Narrador protagonista en primera persona
No puedo más. No soy tan joven como antes. Y se acerca cada vez más. Venga, venga, tengo que correr como cuando era un cachorro. Lo oigo ya casi pegado. Sus resoplidos casi acarician mi lomo y sus ladridos me están volviendo loco. Ya noto su aliento, húmedo y caliente y su lengua blanda, mojada como un trozo de carne recién sacado del frigorífico, toca mi cola. Y de pronto, veo mi salvación. Puede que mis patas no sean tan fuertes como hace unos años, que mis garras no estén completas pero sigo siendo ágil, mucho más que esos perros salvajes que se dedican a perseguirnos, cuyo cuerpo esta siempre cubierto de pulgas y que pelean incluso entre ellos por un pequeño hueso sacado de la basura. En cambio, nosotros estamos siempre limpios y amables ancianitas nos ponen leche o jamón de York; los niños nos llaman con sonidos seseantes y nuestros maullidos le dan un toque romántico a la noche. Veo el inmenso árbol y no lo dudo. Clavo con fuerza mis maltrechas garras en su corteza y subo a toda velocidad, justo a punto de evitar que los colmillos salvajes de mi enemigo me arranquen un trozo de cola. Asciendo ágilmente por el tronco y trepo por sus ramas hasta alcanzar una, cómoda y mullida por sus hojas. Allí me afilo las uñas con fuerza, me rasco el lomo contra él y me aposto entre el follaje esperando que algún ave se ponga a mi alcance y me sirva de alimento. Al final, ha sido un buen día.

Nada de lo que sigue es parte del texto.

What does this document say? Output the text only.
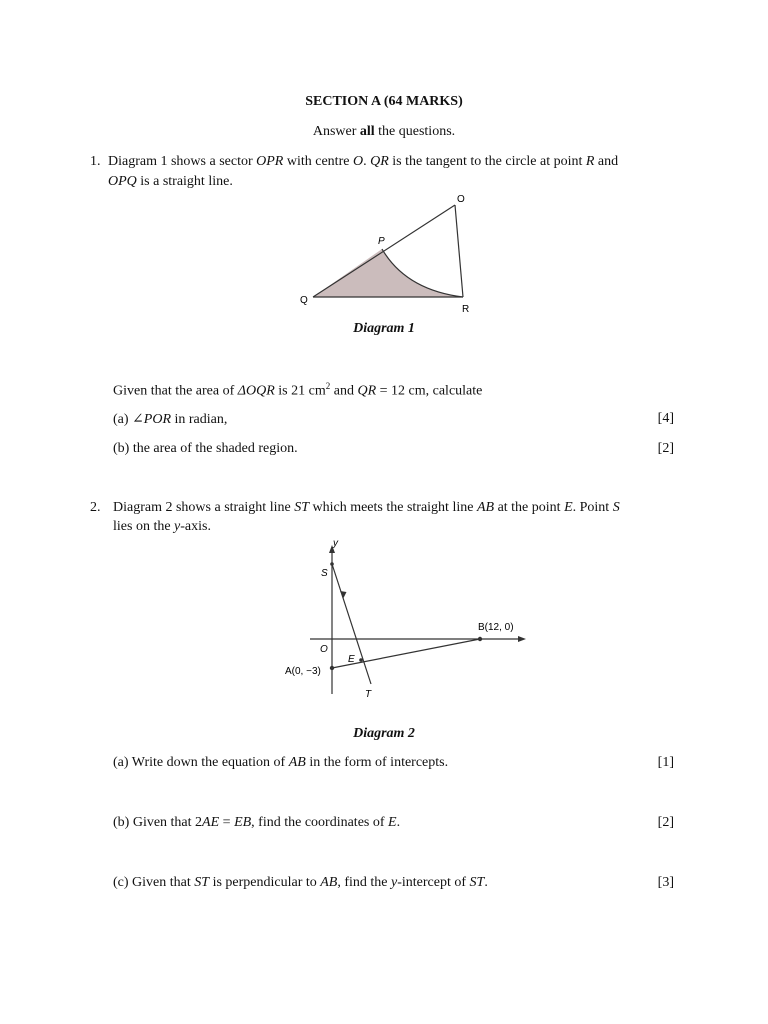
SECTION A (64 MARKS)
Answer all the questions.
1. Diagram 1 shows a sector OPR with centre O. QR is the tangent to the circle at point R and
OPQ is a straight line.
O
P
Q
R
Diagram 1
Given that the area of ΔOQR is 21 $cm^2$ and QR = 12 cm, calculate
(a) ∠POR in radian,	[4]
(b) the area of the shaded region.	[2]
2. Diagram 2 shows a straight line ST which meets the straight line AB at the point E. Point S
lies on the y-axis.
y
S
O
E
A(0, −3)
B(12, 0)
T
Diagram 2
(a) Write down the equation of AB in the form of intercepts.	[1]
(b) Given that 2AE = EB, find the coordinates of E.	[2]
(c) Given that ST is perpendicular to AB, find the y-intercept of ST.	[3]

Narrador en segunda persona
¿Qué es eso que se acerca? ¡Oh, no! Otra vez, no. Aléjate, aléjate. Que no, que no se te ocurra subirte. Nada, ni caso. Pero, gato apestoso ¿me estás escuchando?
Ay, ya empiezas. Que me clavas las garras. Ya sé que parezco fuerte, pero oye, que a mí también me duele ¿te enteras? Noto como cada una de tus uñas raspan mi corteza. Te lo ruego, sé más delicado. Cada uno de tus pasos es como un terrible rasguño. Venga, quédate tranquilo. Si quieres te dejo una de mis ramas. Pero, eh, era sólo para descansar. ¿Por qué me clavas de nuevo las uñas y con más fuerza aún si cabe? ¡Gato desagradecido!

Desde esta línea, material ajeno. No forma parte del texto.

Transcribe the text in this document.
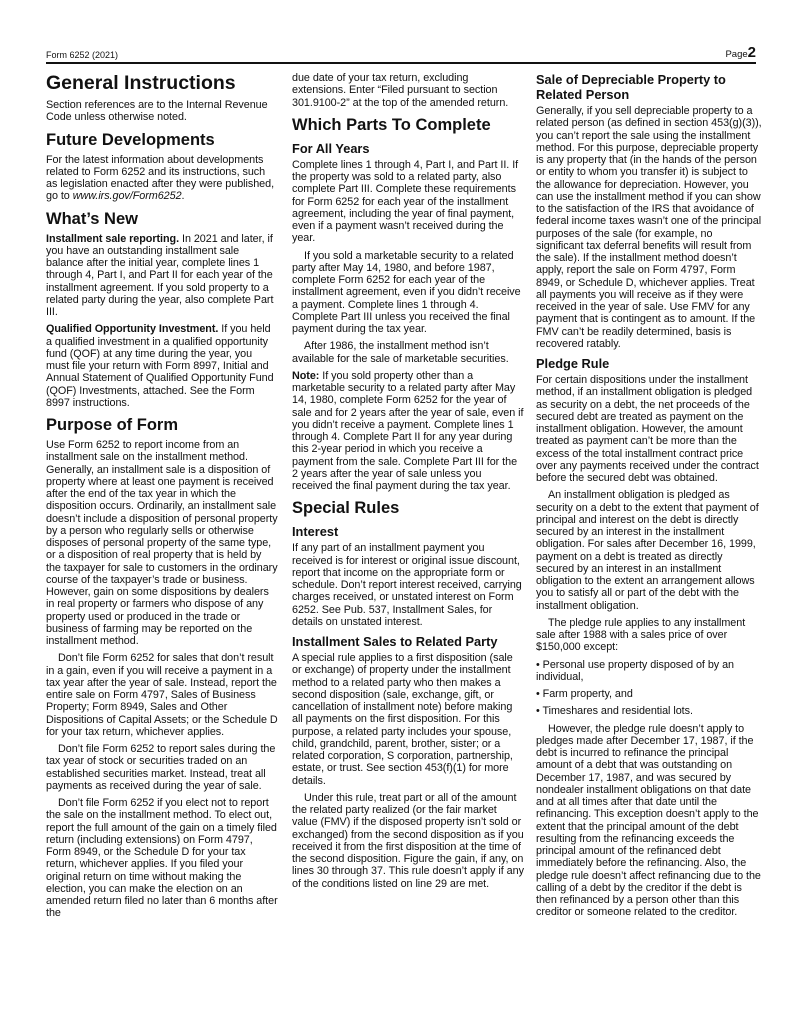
Form 6252 (2021)	Page2
General Instructions

Section references are to the Internal Revenue Code unless otherwise noted.

Future Developments

For the latest information about developments related to Form 6252 and its instructions, such as legislation enacted after they were published, go to www.irs.gov/Form6252.

What’s New

Installment sale reporting. In 2021 and later, if you have an outstanding installment sale balance after the initial year, complete lines 1 through 4, Part I, and Part II for each year of the installment agreement. If you sold property to a related party during the year, also complete Part III.

Qualified Opportunity Investment. If you held a qualified investment in a qualified opportunity fund (QOF) at any time during the year, you must file your return with Form 8997, Initial and Annual Statement of Qualified Opportunity Fund (QOF) Investments, attached. See the Form 8997 instructions.

Purpose of Form

Use Form 6252 to report income from an installment sale on the installment method. Generally, an installment sale is a disposition of property where at least one payment is received after the end of the tax year in which the disposition occurs. Ordinarily, an installment sale doesn’t include a disposition of personal property by a person who regularly sells or otherwise disposes of personal property of the same type, or a disposition of real property that is held by the taxpayer for sale to customers in the ordinary course of the taxpayer’s trade or business. However, gain on some dispositions by dealers in real property or farmers who dispose of any property used or produced in the trade or business of farming may be reported on the installment method.

Don’t file Form 6252 for sales that don’t result in a gain, even if you will receive a payment in a tax year after the year of sale. Instead, report the entire sale on Form 4797, Sales of Business Property; Form 8949, Sales and Other Dispositions of Capital Assets; or the Schedule D for your tax return, whichever applies.

Don’t file Form 6252 to report sales during the tax year of stock or securities traded on an established securities market. Instead, treat all payments as received during the year of sale.

Don’t file Form 6252 if you elect not to report the sale on the installment method. To elect out, report the full amount of the gain on a timely filed return (including extensions) on Form 4797, Form 8949, or the Schedule D for your tax return, whichever applies. If you filed your original return on time without making the election, you can make the election on an amended return filed no later than 6 months after the

due date of your tax return, excluding extensions. Enter “Filed pursuant to section 301.9100-2” at the top of the amended return.

Which Parts To Complete
For All Years

Complete lines 1 through 4, Part I, and Part II. If the property was sold to a related party, also complete Part III. Complete these requirements for Form 6252 for each year of the installment agreement, including the year of final payment, even if a payment wasn’t received during the year.

If you sold a marketable security to a related party after May 14, 1980, and before 1987, complete Form 6252 for each year of the installment agreement, even if you didn’t receive a payment. Complete lines 1 through 4. Complete Part III unless you received the final payment during the tax year.

After 1986, the installment method isn’t available for the sale of marketable securities.

Note: If you sold property other than a marketable security to a related party after May 14, 1980, complete Form 6252 for the year of sale and for 2 years after the year of sale, even if you didn’t receive a payment. Complete lines 1 through 4. Complete Part II for any year during this 2-year period in which you receive a payment from the sale. Complete Part III for the 2 years after the year of sale unless you received the final payment during the tax year.

Special Rules
Interest

If any part of an installment payment you received is for interest or original issue discount, report that income on the appropriate form or schedule. Don’t report interest received, carrying charges received, or unstated interest on Form 6252. See Pub. 537, Installment Sales, for details on unstated interest.

Installment Sales to Related Party

A special rule applies to a first disposition (sale or exchange) of property under the installment method to a related party who then makes a second disposition (sale, exchange, gift, or cancellation of installment note) before making all payments on the first disposition. For this purpose, a related party includes your spouse, child, grandchild, parent, brother, sister; or a related corporation, S corporation, partnership, estate, or trust. See section 453(f)(1) for more details.

Under this rule, treat part or all of the amount the related party realized (or the fair market value (FMV) if the disposed property isn’t sold or exchanged) from the second disposition as if you received it from the first disposition at the time of the second disposition. Figure the gain, if any, on lines 30 through 37. This rule doesn’t apply if any of the conditions listed on line 29 are met.

Sale of Depreciable Property to Related Person

Generally, if you sell depreciable property to a related person (as defined in section 453(g)(3)), you can’t report the sale using the installment method. For this purpose, depreciable property is any property that (in the hands of the person or entity to whom you transfer it) is subject to the allowance for depreciation. However, you can use the installment method if you can show to the satisfaction of the IRS that avoidance of federal income taxes wasn’t one of the principal purposes of the sale (for example, no significant tax deferral benefits will result from the sale). If the installment method doesn’t apply, report the sale on Form 4797, Form 8949, or Schedule D, whichever applies. Treat all payments you will receive as if they were received in the year of sale. Use FMV for any payment that is contingent as to amount. If the FMV can’t be readily determined, basis is recovered ratably.

Pledge Rule

For certain dispositions under the installment method, if an installment obligation is pledged as security on a debt, the net proceeds of the secured debt are treated as payment on the installment obligation. However, the amount treated as payment can’t be more than the excess of the total installment contract price over any payments received under the contract before the secured debt was obtained.

An installment obligation is pledged as security on a debt to the extent that payment of principal and interest on the debt is directly secured by an interest in the installment obligation. For sales after December 16, 1999, payment on a debt is treated as directly secured by an interest in an installment obligation to the extent an arrangement allows you to satisfy all or part of the debt with the installment obligation.

The pledge rule applies to any installment sale after 1988 with a sales price of over $150,000 except:

• Personal use property disposed of by an individual,

• Farm property, and

• Timeshares and residential lots.

However, the pledge rule doesn’t apply to pledges made after December 17, 1987, if the debt is incurred to refinance the principal amount of a debt that was outstanding on December 17, 1987, and was secured by nondealer installment obligations on that date and at all times after that date until the refinancing. This exception doesn’t apply to the extent that the principal amount of the debt resulting from the refinancing exceeds the principal amount of the refinanced debt immediately before the refinancing. Also, the pledge rule doesn’t affect refinancing due to the calling of a debt by the creditor if the debt is then refinanced by a person other than this creditor or someone related to the creditor.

¿Y ahora? Pero, ¿tú también? Oye, perro, no, no, no lo hagas. Sepárate de mí. ¿Por qué levantas una pata? ¿No estarás haciendo lo que creo? Pues sí, lo haces. Definitivamente, hoy no es un buen día.
Narrador omnisciente en tercera persona
El parque del pueblo parecía tranquilo. Era una calmada mañana de domingo de finales de verano. Los vecinos comenzaban poco a poco a desperezarse y empezaba a oírse el ruido de las persianas y los primeros pitidos del microondas mezclados con el zumbido de cafeteras. Por eso, el jaleo que se produciría poco después pillaría a todos de improviso, sobresaltando a los más ancianos del lugar (de taquicardia fácil) y divirtiendo a los más pequeños. Así, un cuarto de hora más tarde, cuando las amas de casa de mejillas sonrojadas y delantales perfectos almidonados, servían sus desayunos, una serie de ladridos, jadeos y rugidos detuvo todas las conversaciones. Los ojos indiscretos (y los no tanto) comenzaron a verse detrás de las ventanas para contemplar a esos dos animales enfurecidos. Un perro enorme, casi salvaje, de proporciones inmensas y ojos de un profundo odio negro corría desesperado detrás de un gato algo relleno cuyo aspecto parecía más cercano a la tumba que a la vitalidad que desprendía por su carrera. Era una combate igualado, digno de una competición pugilística, que enfervorizó a los vecinos y les convirtió en hinchas desbocados. Unos apostaban por la fuerza del perro y otros por la agilidad del gato pero nadie quedaba indiferente. Los niños aplaudían, los adultos animaban y los más viejos recordaban las carreras del hipódromo o el canódromo. Y entonces, el árbol dirimió la cuestión, en un abrir y cerrar de ojos, el felino subió con rapidez dejando al imponente can con un palmo de narices. Los perdedores echaron un suspiro y los ganadores supieron enseguida que ése, ése sería un día especial.